Ich sehe das ganz locker. Der Streetartist verkauft in der Galerie keine Straßenkunst, sondern seine Kunst. Mich stört es nicht, wenn Galerien oder Künstler mit dem Begriff „Streetart“ werben. Ich freue mich für jeden, der mit seiner Kunst Geld verdienen kann. Kunst ist doch etwas Schönes und vielseitig.
Du bist schon eine lange Zeit in Berlin aktiv und hast im Laufe der Jahre vermutlich auch hier einige Veränderungen im urbanen Bild, oder der generellen Akzeptanz bzw. Ablehnung von Street Art erlebt. Ist Berlin nach wie vor ein “Sprayer und Street Art Paradies”? Wie siehst du die generelle Entwicklung der Szene in den kommenden Jahren?
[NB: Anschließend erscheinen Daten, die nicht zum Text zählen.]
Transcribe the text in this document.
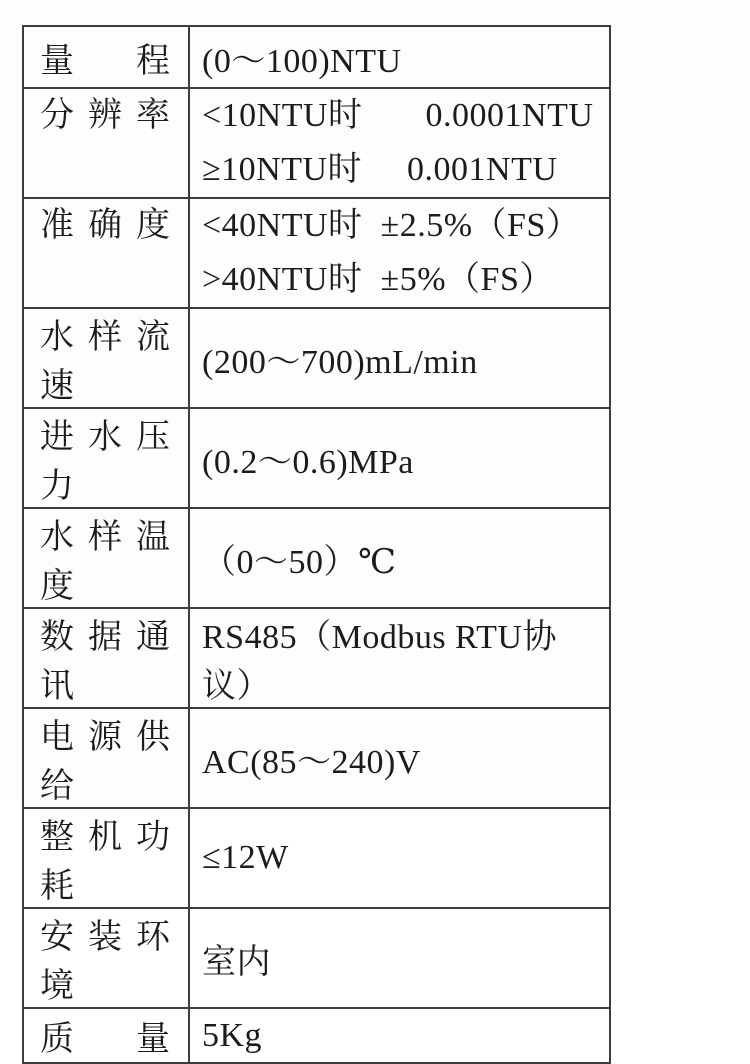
量 程	(0～100)NTU

分 辨 率	<10NTU时       0.0001NTU
≥10NTU时     0.001NTU

准 确 度	<40NTU时  ±2.5%（FS）
>40NTU时  ±5%（FS）

水样流速	(200～700)mL/min

进水压力	(0.2～0.6)MPa

水样温度	（0～50）℃

数据通讯	RS485（Modbus RTU协议）

电源供给	AC(85～240)V

整机功耗	≤12W

安装环境	室内

质 量	5Kg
Es lässt sich nach wie vor gut in Berlin (k)leben. Die Stadt ist immer noch wunderschön, aber es verschwinden mit den Jahren immer mehr bunte Ecken, Grünflächen, Vereine und Clubs für neue Immobilien, die kaum ein Mensch braucht. Ein neues Einkaufscenter oder noch ein Bürokomplex macht Berlin nicht unbedingt schöner. Aber es lässt sich leider nicht aufhalten. Das ist nun mal der Lauf der Dinge.
Abschließend, was sind deine zukünftigen Pläne, Projekte oder Träume?
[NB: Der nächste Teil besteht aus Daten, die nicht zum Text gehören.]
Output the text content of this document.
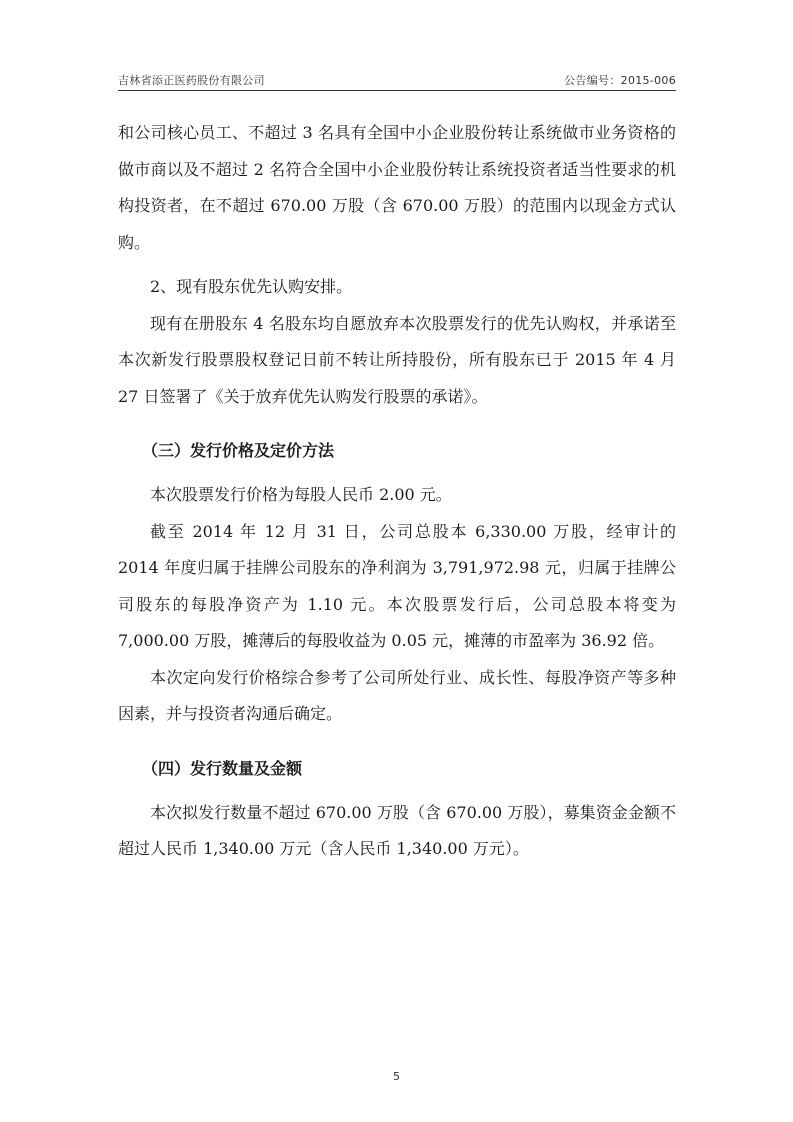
吉林省添正医药股份有限公司	公告编号：2015-006

和公司核心员工、不超过 3 名具有全国中小企业股份转让系统做市业务资格的做市商以及不超过 2 名符合全国中小企业股份转让系统投资者适当性要求的机构投资者，在不超过 670.00 万股（含 670.00 万股）的范围内以现金方式认购。

2、现有股东优先认购安排。

现有在册股东 4 名股东均自愿放弃本次股票发行的优先认购权，并承诺至本次新发行股票股权登记日前不转让所持股份，所有股东已于 2015 年 4 月 27 日签署了《关于放弃优先认购发行股票的承诺》。

（三）发行价格及定价方法

本次股票发行价格为每股人民币 2.00 元。

截至 2014 年 12 月 31 日，公司总股本 6,330.00 万股，经审计的 2014 年度归属于挂牌公司股东的净利润为 3,791,972.98 元，归属于挂牌公司股东的每股净资产为 1.10 元。本次股票发行后，公司总股本将变为 7,000.00 万股，摊薄后的每股收益为 0.05 元，摊薄的市盈率为 36.92 倍。

本次定向发行价格综合参考了公司所处行业、成长性、每股净资产等多种因素，并与投资者沟通后确定。

（四）发行数量及金额

本次拟发行数量不超过 670.00 万股（含 670.00 万股），募集资金金额不超过人民币 1,340.00 万元（含人民币 1,340.00 万元）。

5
Das letzte Jahr war kein einfaches Jahr – das macht das Träumen oder auch das Umsetzen von Projekten momentan leider etwas schwierig. Aber mir geht es gut und mir wird nie langweilig. Das ist das Wichtigste. Ich hoffe einfach, dass wir alle gesund bleiben und diese Zeit gut überstehen.